“Water and hills both right together! I reckon my father must 'a' been a sea-captain and my mother from the mountains——”
He said this with a pathos that found the girl's heart. What a pitiful, lonely life, a boy's without even the memory of a mother or father! The mother instinct rose in a resistless flood of pity. Her eyes grew suddenly dim.
“Well,” he said briskly, “now for the dainty job! I've got to jump my way through that Coney Island bunch. You see my low speed's a racing pace for an everyday car. All I can do in a crowd is to jump from one crossing to the next and cut her power off every time. You can bet I'll make a guy or two jump with me——”

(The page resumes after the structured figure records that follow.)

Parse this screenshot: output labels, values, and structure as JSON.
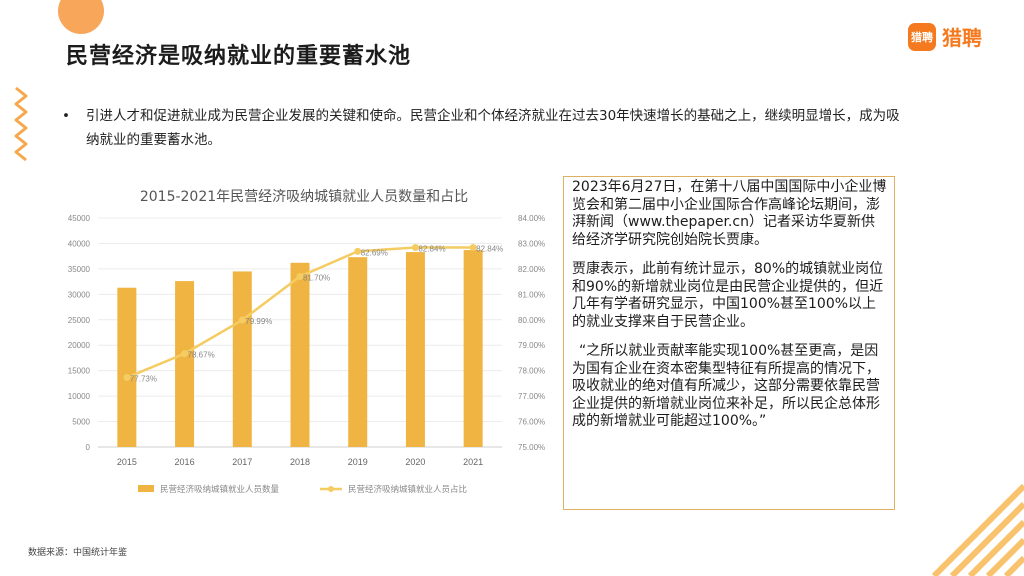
{
  "title": "民营经济是吸纳就业的重要蓄水池",
  "logo": {
    "badge": "猎聘",
    "text": "猎聘"
  },
  "bullet": {
    "dot": "•",
    "text": "引进人才和促进就业成为民营企业发展的关键和使命。民营企业和个体经济就业在过去30年快速增长的基础之上，继续明显增长，成为吸纳就业的重要蓄水池。"
  },
  "chart_data": {
    "type": "bar",
    "title": "2015-2021年民营经济吸纳城镇就业人员数量和占比",
    "categories": [
      "2015",
      "2016",
      "2017",
      "2018",
      "2019",
      "2020",
      "2021"
    ],
    "series": [
      {
        "name": "民营经济吸纳城镇就业人员数量",
        "type": "bar",
        "axis": "left",
        "color": "#f0b442",
        "values": [
          31300,
          32600,
          34500,
          36200,
          37300,
          38300,
          38700
        ]
      },
      {
        "name": "民营经济吸纳城镇就业人员占比",
        "type": "line",
        "axis": "right",
        "color": "#f4cc62",
        "values": [
          77.73,
          78.67,
          79.99,
          81.7,
          82.69,
          82.84,
          82.84
        ],
        "labels": [
          "77.73%",
          "78.67%",
          "79.99%",
          "81.70%",
          "82.69%",
          "82.84%",
          "82.84%"
        ]
      }
    ],
    "y_left": {
      "min": 0,
      "max": 45000,
      "ticks": [
        "0",
        "5000",
        "10000",
        "15000",
        "20000",
        "25000",
        "30000",
        "35000",
        "40000",
        "45000"
      ]
    },
    "y_right": {
      "min": 75,
      "max": 84,
      "ticks": [
        "75.00%",
        "76.00%",
        "77.00%",
        "78.00%",
        "79.00%",
        "80.00%",
        "81.00%",
        "82.00%",
        "83.00%",
        "84.00%"
      ]
    },
    "grid": true,
    "legend": "bottom"
  },
  "quote": {
    "p1": "2023年6月27日，在第十八届中国国际中小企业博览会和第二届中小企业国际合作高峰论坛期间，澎湃新闻（www.thepaper.cn）记者采访华夏新供给经济学研究院创始院长贾康。",
    "p2": "贾康表示，此前有统计显示，80%的城镇就业岗位和90%的新增就业岗位是由民营企业提供的，但近几年有学者研究显示，中国100%甚至100%以上的就业支撑来自于民营企业。",
    "p3": "“之所以就业贡献率能实现100%甚至更高，是因为国有企业在资本密集型特征有所提高的情况下，吸收就业的绝对值有所减少，这部分需要依靠民营企业提供的新增就业岗位来补足，所以民企总体形成的新增就业可能超过100%。”"
  },
  "source": "数据来源：中国统计年鉴"
}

“You won't hurt anyone?” she pleaded.
“Lord, no! I wouldn't dare to put her through that mob in the afternoon. I'd kill a regiment of 'em. But it's early—just the shank of the morning. There's nobody down here yet.”
The car suddenly leaped into the Avenue that runs through the heart of Coney Island, the deep-throated horn screaming its warning. The crowd scattered like sheep before a lion.
The girl laughed in spite of her effort at self-control.
“Watch 'em hump!” Jim grunted.
“It's funny, isn't it?”
“When you're in the car—yes. It don't seem so funny when you're on foot. Well, some people were made to walk and some to ride. I had to hoof it at first. I like riding better—don't you?”